Another late reply (: but,
IMO, inclusiveness is lip service, if you ignore history, follow a narrative, or don't include culture.
Frex, we did have blacks in historically important wars, but they were often NOT integrated. Some Hollywood movies overlooked that.
In boardgames, BGG'ers are particularly sensitive about diversity (and we had that handicapped miniatures thread), but the solution tends to be sticking a minority into the party and leave it at that.
In
RPG's, we have very little African culture. Yet, Legend of the Five Rings has both an
RPG and
CCG that delves hard into Japanese mythology. D&D had its Orientals Adventures supplement.
Magic the Gathering is the only game I know that had an Africa-centric expansion that went beyond skin color. Its Visions set is an impressive set that's based on a fictional African continent. (Unfortunately, years later, we'd have a tweet by a freelancer about his experience with WotC's racism: "Game designer Orion D. Black has left their job at Wizards of the Coast’s Dungeons & Dragons department, calling out the company for paying lip service towards diversity and change while exploiting BIPOC, especially Black freelancers, and silencing and ignoring criticism of systemic problems.")
This is a "rich white male" hobby. Again,
IMO, you're not going to change it because of the "lip service" of including diverse sculpts, but fundamental changes. Frex, Eurogames have a higher proportion of female gamers than Ameritrash games, not because they have "female figures" (although BGG'ers are certainly demanding them), but because Eurogames have an emphasis on non-violent non-confrontational interactions, not that you can't find a female player who'd happily play a loinclothed barbarian carving up everything in sight.
That said, you could argue that the hobby *is* inclusive -- if you think that fictional races are not discounted because they're not real. That's definitely a controversy in itself, as, the farther you go from a European-style fantasy race, the more evil the race tends to be. Conversely, many players *like* to play unusual races, arguably giving players an opportunity to play diversity on their own terms.
Unless they play a furry. No way am I gonna let one of *those* in my campaigns.
EDIT: In the end, or at least for miniatures, it comes down to supply and demand. Create a reason for these for these sculpts, other than because someone else says you should, and they'll be made.

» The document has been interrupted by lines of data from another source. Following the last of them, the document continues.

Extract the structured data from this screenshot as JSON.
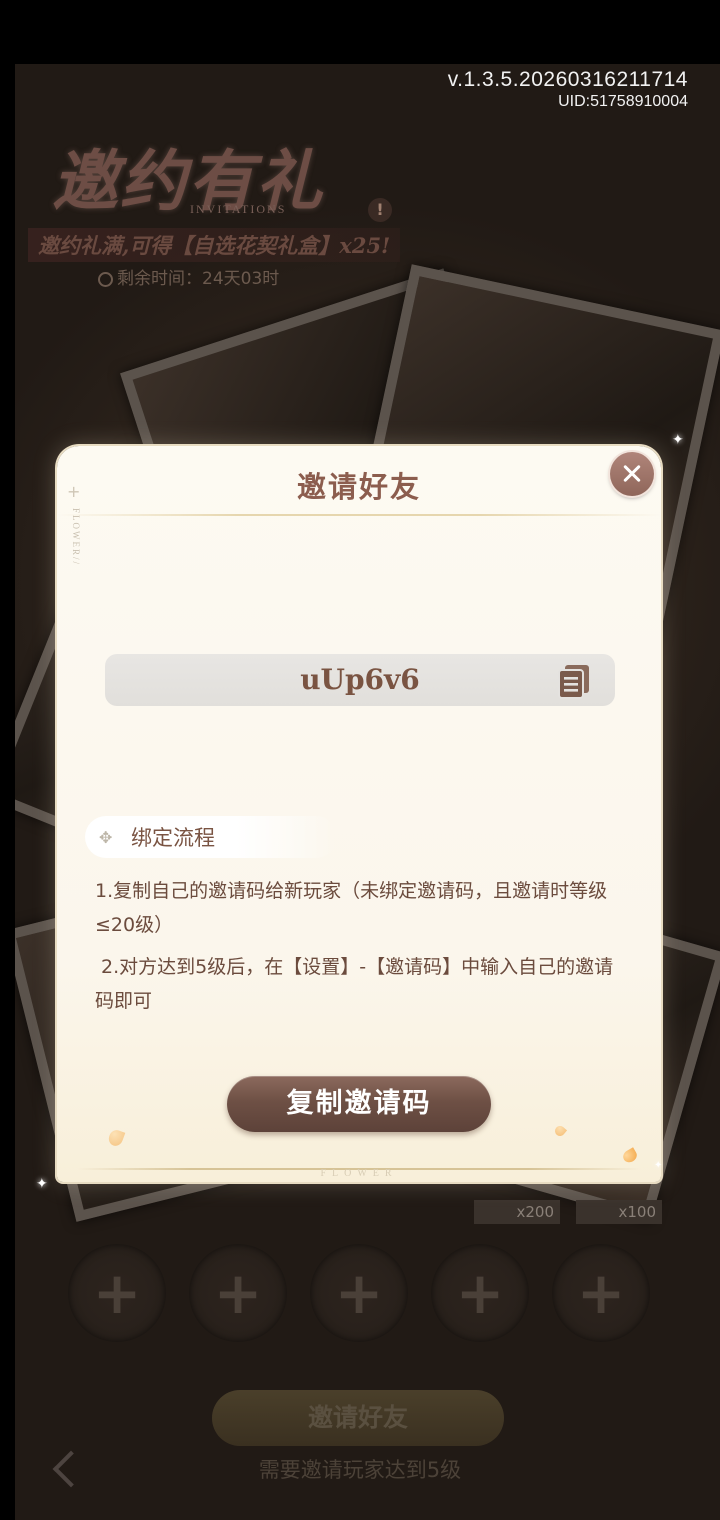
{
  "status_bar": {
    "version": "v.1.3.5.20260316211714",
    "uid": "UID:51758910004"
  },
  "event": {
    "title": "邀约有礼",
    "title_sub": "INVITATIONS",
    "banner": "邀约礼满,可得【自选花契礼盒】x25!",
    "timer": "剩余时间：24天03时"
  },
  "rewards": [
    {
      "count": "x200"
    },
    {
      "count": "x100"
    }
  ],
  "invite_slots": [
    {
      "label": "+"
    },
    {
      "label": "+"
    },
    {
      "label": "+"
    },
    {
      "label": "+"
    },
    {
      "label": "+"
    }
  ],
  "background_footer": {
    "invite_button_label": "邀请好友",
    "hint": "需要邀请玩家达到5级"
  },
  "modal": {
    "title": "邀请好友",
    "invite_code": "uUp6v6",
    "section_title": "绑定流程",
    "steps": [
      "1.复制自己的邀请码给新玩家（未绑定邀请码，且邀请时等级≤20级）",
      " 2.对方达到5级后，在【设置】-【邀请码】中输入自己的邀请码即可"
    ],
    "copy_button_label": "复制邀请码",
    "side_deco": "FLOWER//",
    "bottom_deco": "FLOWER"
  },
  "colors": {
    "modal_title": "#8c5d4e",
    "button_brown": "#6e5045",
    "text_brown": "#6b4b3d"
  }
}
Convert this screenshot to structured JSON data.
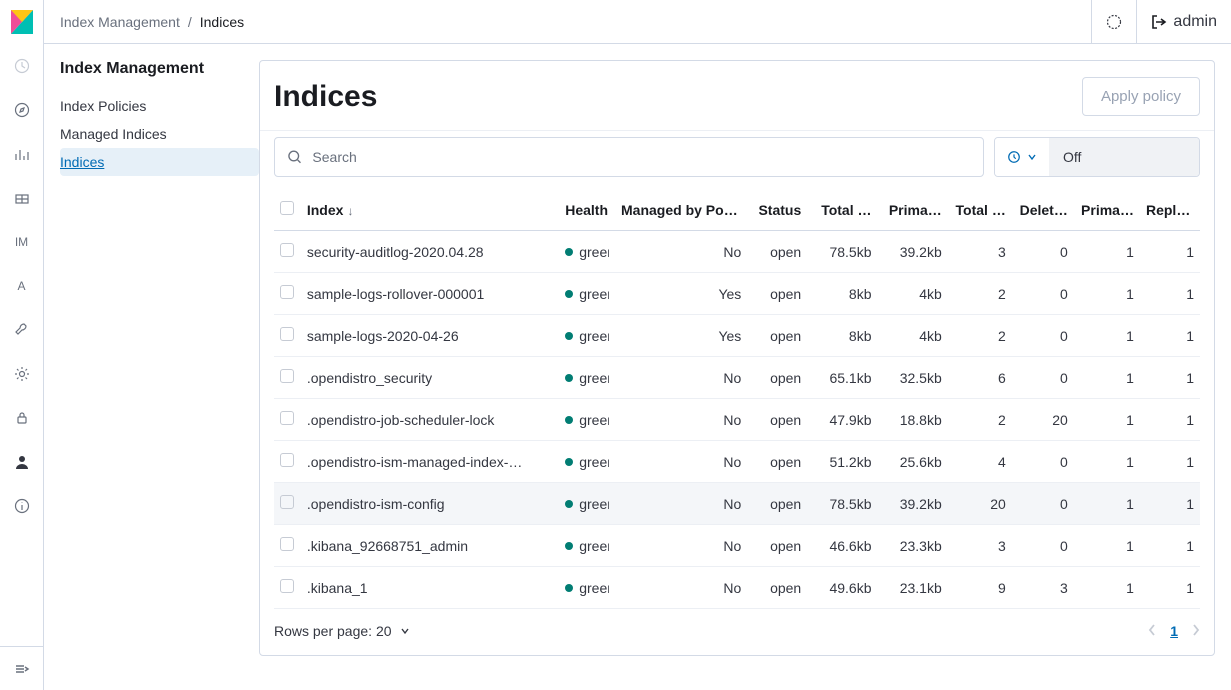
{
  "breadcrumb": {
    "parent": "Index Management",
    "current": "Indices"
  },
  "user": "admin",
  "sidenav": {
    "title": "Index Management",
    "items": [
      {
        "label": "Index Policies",
        "active": false
      },
      {
        "label": "Managed Indices",
        "active": false
      },
      {
        "label": "Indices",
        "active": true
      }
    ]
  },
  "page": {
    "title": "Indices",
    "apply_policy_label": "Apply policy",
    "search_placeholder": "Search",
    "autorefresh_label": "Off"
  },
  "table": {
    "columns": {
      "index": "Index",
      "health": "Health",
      "managed": "Managed by Policy",
      "status": "Status",
      "total_size": "Total …",
      "prim_size": "Prima…",
      "total_docs": "Total …",
      "deleted": "Delet…",
      "prim_shards": "Prima…",
      "replicas": "Replic…"
    },
    "sort_column": "index",
    "rows": [
      {
        "index": "security-auditlog-2020.04.28",
        "health": "green",
        "managed": "No",
        "status": "open",
        "total_size": "78.5kb",
        "prim_size": "39.2kb",
        "total_docs": "3",
        "deleted": "0",
        "prim_shards": "1",
        "replicas": "1"
      },
      {
        "index": "sample-logs-rollover-000001",
        "health": "green",
        "managed": "Yes",
        "status": "open",
        "total_size": "8kb",
        "prim_size": "4kb",
        "total_docs": "2",
        "deleted": "0",
        "prim_shards": "1",
        "replicas": "1"
      },
      {
        "index": "sample-logs-2020-04-26",
        "health": "green",
        "managed": "Yes",
        "status": "open",
        "total_size": "8kb",
        "prim_size": "4kb",
        "total_docs": "2",
        "deleted": "0",
        "prim_shards": "1",
        "replicas": "1"
      },
      {
        "index": ".opendistro_security",
        "health": "green",
        "managed": "No",
        "status": "open",
        "total_size": "65.1kb",
        "prim_size": "32.5kb",
        "total_docs": "6",
        "deleted": "0",
        "prim_shards": "1",
        "replicas": "1"
      },
      {
        "index": ".opendistro-job-scheduler-lock",
        "health": "green",
        "managed": "No",
        "status": "open",
        "total_size": "47.9kb",
        "prim_size": "18.8kb",
        "total_docs": "2",
        "deleted": "20",
        "prim_shards": "1",
        "replicas": "1"
      },
      {
        "index": ".opendistro-ism-managed-index-…",
        "health": "green",
        "managed": "No",
        "status": "open",
        "total_size": "51.2kb",
        "prim_size": "25.6kb",
        "total_docs": "4",
        "deleted": "0",
        "prim_shards": "1",
        "replicas": "1"
      },
      {
        "index": ".opendistro-ism-config",
        "health": "green",
        "managed": "No",
        "status": "open",
        "total_size": "78.5kb",
        "prim_size": "39.2kb",
        "total_docs": "20",
        "deleted": "0",
        "prim_shards": "1",
        "replicas": "1",
        "selected": true
      },
      {
        "index": ".kibana_92668751_admin",
        "health": "green",
        "managed": "No",
        "status": "open",
        "total_size": "46.6kb",
        "prim_size": "23.3kb",
        "total_docs": "3",
        "deleted": "0",
        "prim_shards": "1",
        "replicas": "1"
      },
      {
        "index": ".kibana_1",
        "health": "green",
        "managed": "No",
        "status": "open",
        "total_size": "49.6kb",
        "prim_size": "23.1kb",
        "total_docs": "9",
        "deleted": "3",
        "prim_shards": "1",
        "replicas": "1"
      }
    ],
    "rows_per_page_label": "Rows per page: 20",
    "current_page": "1"
  }
}
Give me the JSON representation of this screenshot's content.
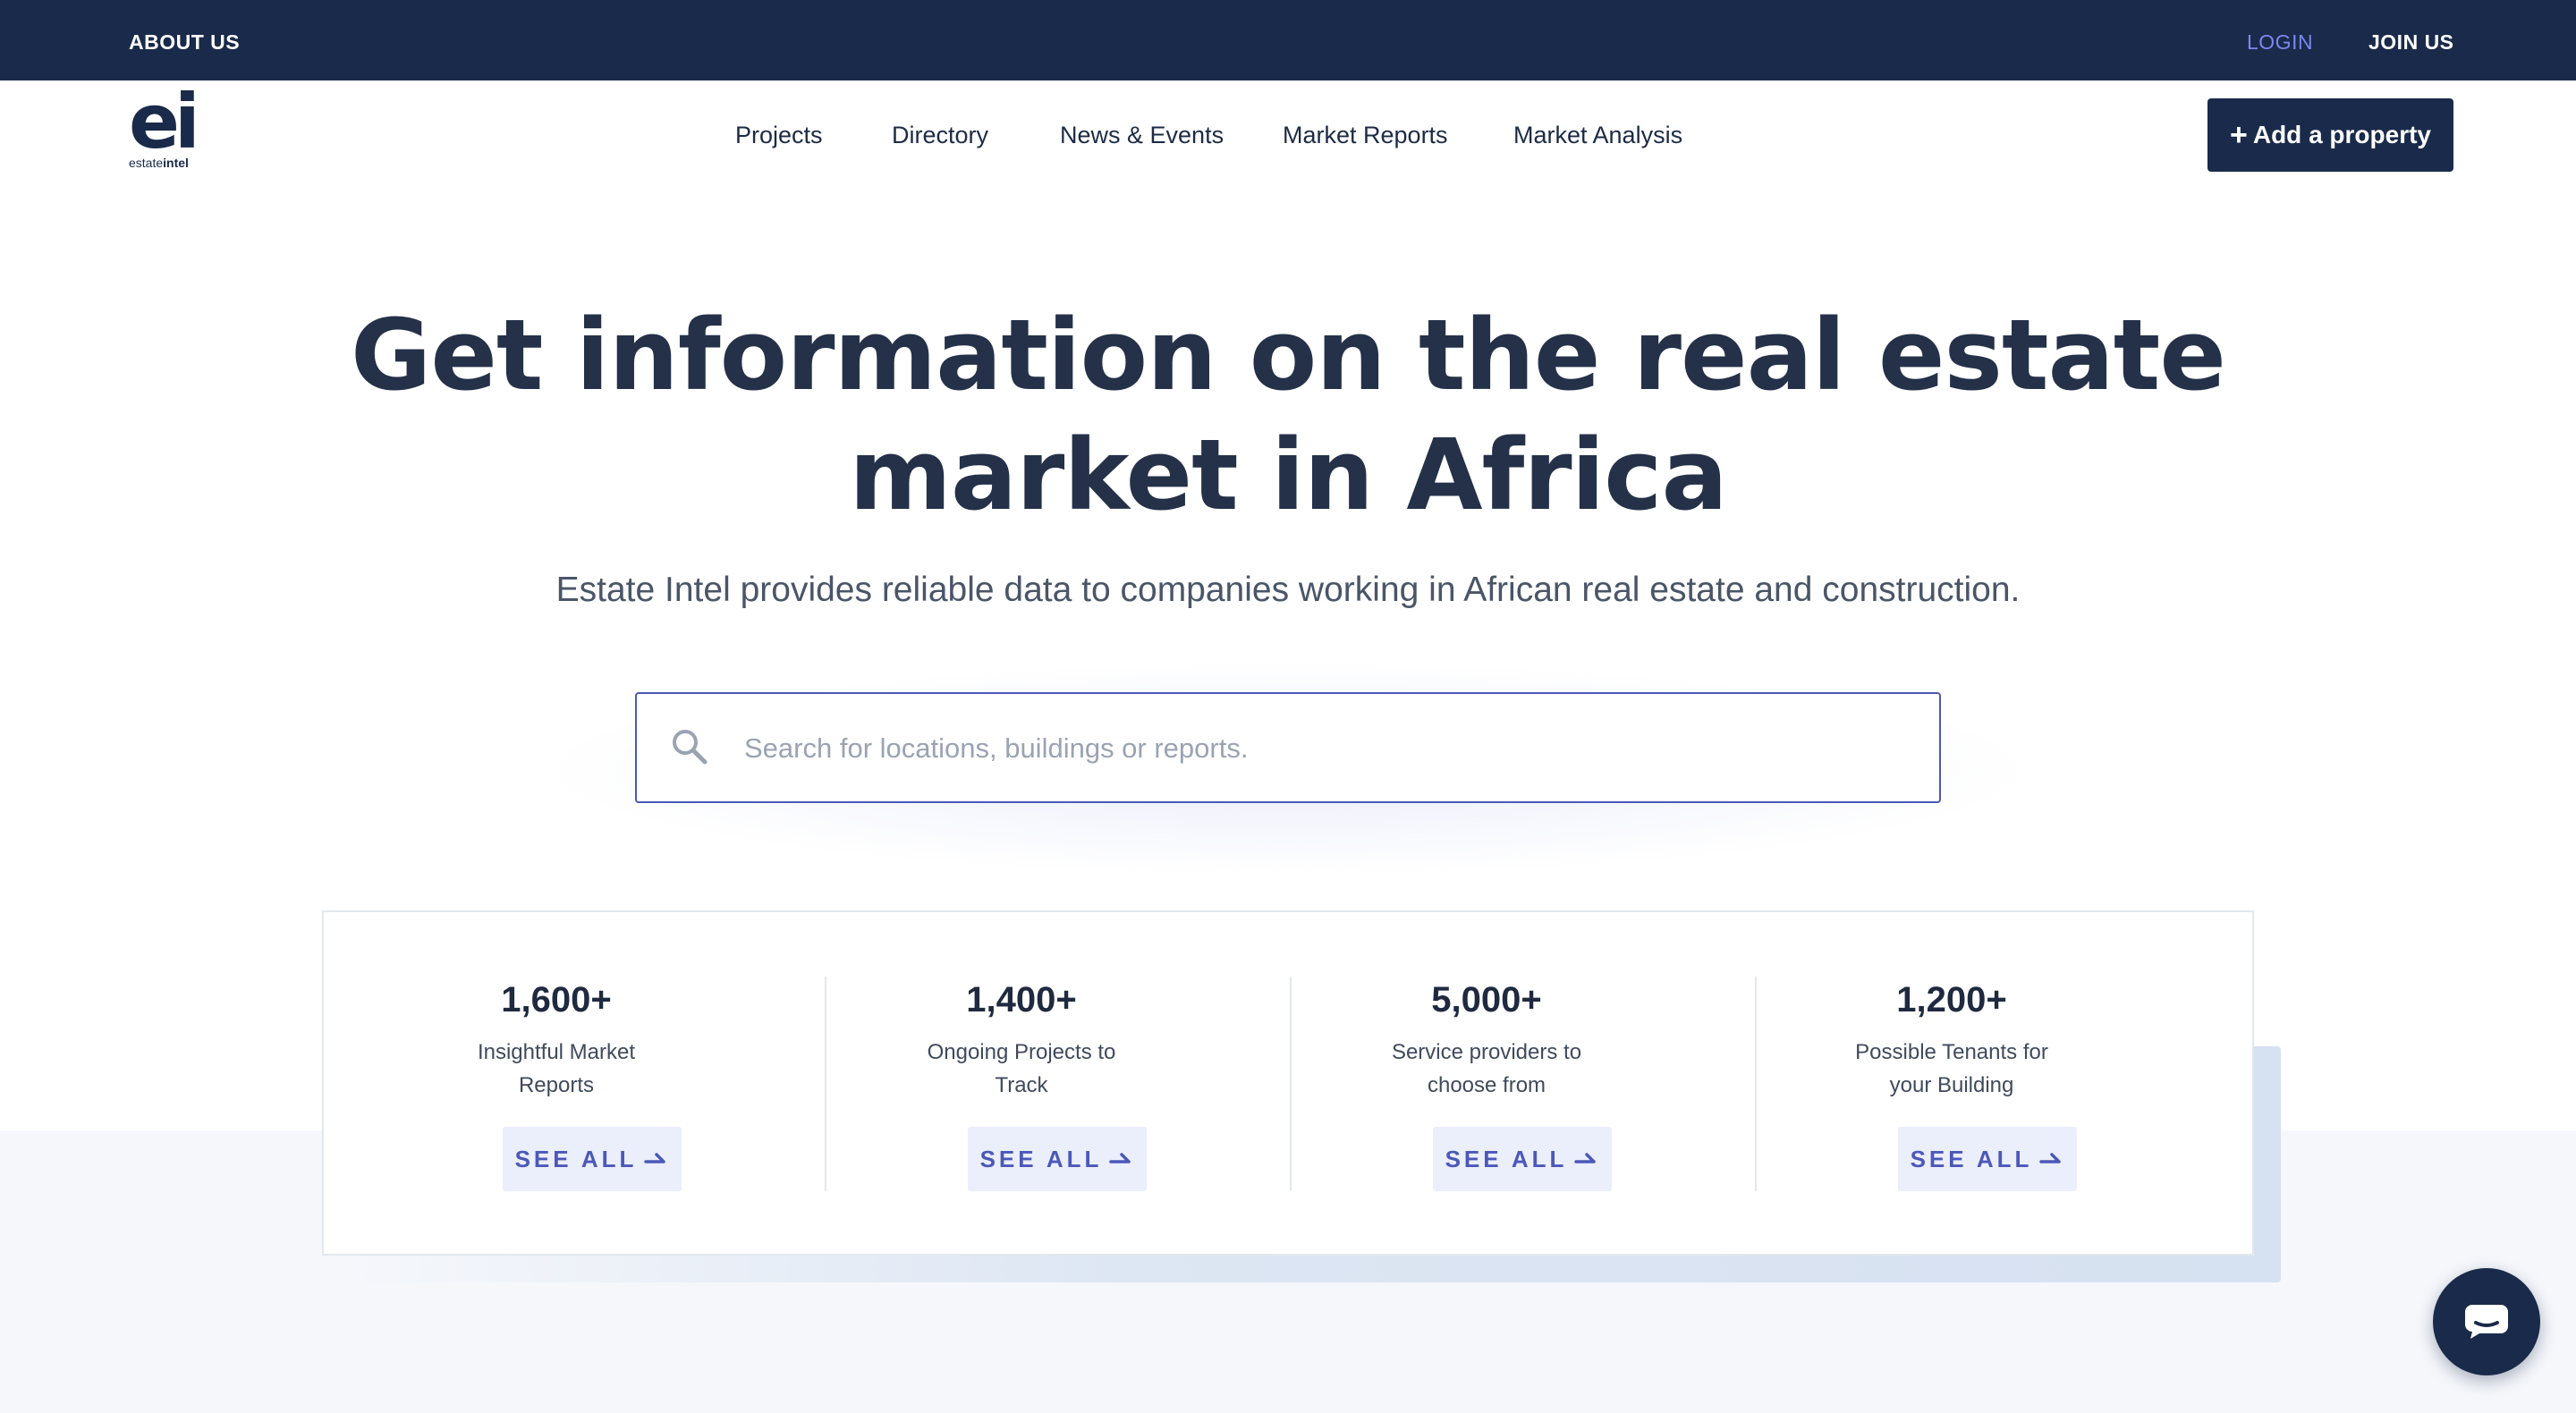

As previously said, 3D printing should help, as it allows individuals to print miniatures whose sculpts are not in high enough demand for a larger market. I sure wouldn't mind more ethnic diversity in gaming -- perhaps more cyberpunk?
EDIT EDIT: With
RPG's, you can -- and we should expect to have -- ethnic diversity when two different cultures are able to interact. A port which acts as trade between two different cultures would be an example, and I think that, with the great ability to travel in the future, futuristic settings should take diversity for granted (eg. Spelljammer, cyberpunk). With wargames, you have different fantasy races fighting each other all the time, and, in RL, you certainly had conflicts across race (as well as sects, political factions, socioeconomic classes) -- although I dunno if that sort of thing would be welcomed in gaming.